Во время «странной войны» все мои братья покинули семейное гнездо. Я наконец вырвался из-под опеки, а отца поглотили совсем другие дела. Я, как единственный сын, не призванный под знамена, сблизился с сестрой и матерью. В воскресные дни я имел право на лиловую пятифранковую банкноту, которой с лихвой хватало и на церковные подаяния, и на билет в кино на улице Корсо. Это был прелестный театрик, переоборудованный в кинозал, где были даже маленькие балкончики, на которых кое-кто ухитрялся прямо на полу «перепихнуться», конечно, когда свет был уже погашен.
Меня назначили ответственным за почтовую связь с братьями, ушедшими на фронт. Мама часто диктовала мне письма. Кучу запечатанных конвертов я нес на вокзал и там отправлял. Так у меня и осталась привычка разбираться со всей корреспонденцией перед тем, как лечь спать.
А вот моя личная жизнь изменилась довольно круто.
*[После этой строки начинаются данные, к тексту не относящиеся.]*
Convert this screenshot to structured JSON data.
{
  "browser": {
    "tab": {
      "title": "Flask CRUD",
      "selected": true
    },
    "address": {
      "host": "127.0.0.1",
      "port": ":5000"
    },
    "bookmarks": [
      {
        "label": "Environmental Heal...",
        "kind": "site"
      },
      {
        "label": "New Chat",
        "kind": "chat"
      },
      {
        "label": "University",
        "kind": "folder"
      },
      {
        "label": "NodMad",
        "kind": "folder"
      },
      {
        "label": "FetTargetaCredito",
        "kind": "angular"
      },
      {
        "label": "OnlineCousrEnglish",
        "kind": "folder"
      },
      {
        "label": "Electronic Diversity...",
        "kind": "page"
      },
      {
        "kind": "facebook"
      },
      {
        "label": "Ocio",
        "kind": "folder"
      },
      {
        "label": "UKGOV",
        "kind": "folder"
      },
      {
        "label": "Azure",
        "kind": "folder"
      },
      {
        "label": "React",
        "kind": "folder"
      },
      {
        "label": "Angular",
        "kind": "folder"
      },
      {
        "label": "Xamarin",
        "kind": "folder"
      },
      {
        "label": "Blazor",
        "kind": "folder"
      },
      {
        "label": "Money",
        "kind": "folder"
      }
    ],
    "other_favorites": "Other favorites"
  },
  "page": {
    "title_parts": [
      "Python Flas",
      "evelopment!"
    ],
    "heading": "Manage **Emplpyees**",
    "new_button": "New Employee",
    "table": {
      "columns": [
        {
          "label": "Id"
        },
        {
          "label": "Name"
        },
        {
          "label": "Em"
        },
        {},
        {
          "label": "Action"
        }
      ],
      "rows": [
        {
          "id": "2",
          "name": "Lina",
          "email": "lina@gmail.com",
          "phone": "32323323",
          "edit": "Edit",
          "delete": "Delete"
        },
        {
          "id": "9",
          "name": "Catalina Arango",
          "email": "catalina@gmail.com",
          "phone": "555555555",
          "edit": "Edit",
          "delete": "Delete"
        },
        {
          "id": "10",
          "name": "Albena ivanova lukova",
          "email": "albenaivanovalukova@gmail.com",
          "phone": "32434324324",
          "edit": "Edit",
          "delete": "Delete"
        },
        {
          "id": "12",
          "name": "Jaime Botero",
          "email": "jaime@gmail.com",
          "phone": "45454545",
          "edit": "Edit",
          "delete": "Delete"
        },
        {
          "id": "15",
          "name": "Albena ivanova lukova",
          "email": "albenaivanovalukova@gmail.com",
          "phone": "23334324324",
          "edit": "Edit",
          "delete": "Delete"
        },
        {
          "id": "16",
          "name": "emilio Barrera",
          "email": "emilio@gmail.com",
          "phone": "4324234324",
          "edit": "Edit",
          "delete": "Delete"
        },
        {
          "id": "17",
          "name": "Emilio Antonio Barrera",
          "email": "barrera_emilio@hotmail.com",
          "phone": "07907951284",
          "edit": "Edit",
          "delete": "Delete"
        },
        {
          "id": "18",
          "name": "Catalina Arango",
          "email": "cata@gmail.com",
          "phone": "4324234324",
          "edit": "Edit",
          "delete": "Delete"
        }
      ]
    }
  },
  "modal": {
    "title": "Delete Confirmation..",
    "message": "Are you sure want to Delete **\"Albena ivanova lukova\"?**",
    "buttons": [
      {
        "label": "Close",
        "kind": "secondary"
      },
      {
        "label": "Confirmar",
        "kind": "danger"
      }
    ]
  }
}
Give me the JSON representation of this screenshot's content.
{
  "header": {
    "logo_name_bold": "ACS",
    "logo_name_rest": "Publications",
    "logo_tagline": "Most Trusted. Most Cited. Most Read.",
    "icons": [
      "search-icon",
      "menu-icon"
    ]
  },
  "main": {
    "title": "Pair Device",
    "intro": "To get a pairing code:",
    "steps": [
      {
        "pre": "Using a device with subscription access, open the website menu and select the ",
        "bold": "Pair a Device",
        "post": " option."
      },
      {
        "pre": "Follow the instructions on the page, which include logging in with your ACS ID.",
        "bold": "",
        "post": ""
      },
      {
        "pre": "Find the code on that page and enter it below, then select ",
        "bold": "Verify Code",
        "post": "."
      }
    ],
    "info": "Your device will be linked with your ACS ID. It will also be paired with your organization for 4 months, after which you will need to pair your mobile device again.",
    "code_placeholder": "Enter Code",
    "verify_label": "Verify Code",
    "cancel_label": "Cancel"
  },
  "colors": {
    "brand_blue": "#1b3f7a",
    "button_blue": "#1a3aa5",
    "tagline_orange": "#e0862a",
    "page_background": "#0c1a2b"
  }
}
Уже несколько месяцев я не заключал в объятия людей малознакомых, предпочитая только тех, кого отмечала моя чувственность. Я познакомился с Жо, добрым и нежным юношей. Вместе мы часто и охотно проводили чудесные минуты. Как только появлялась возможность, старались укрыться от остального мира. Я рассказывал ему о первом смятении чувств, о лете в Дьеппе, о путешествиях, которые были настоящим познанием жизни. И он тоже был со мной откровенен. Между нами возникла очень крепкая связь, и ее не стерли из моей памяти ни время, ни страдания, ни смерть.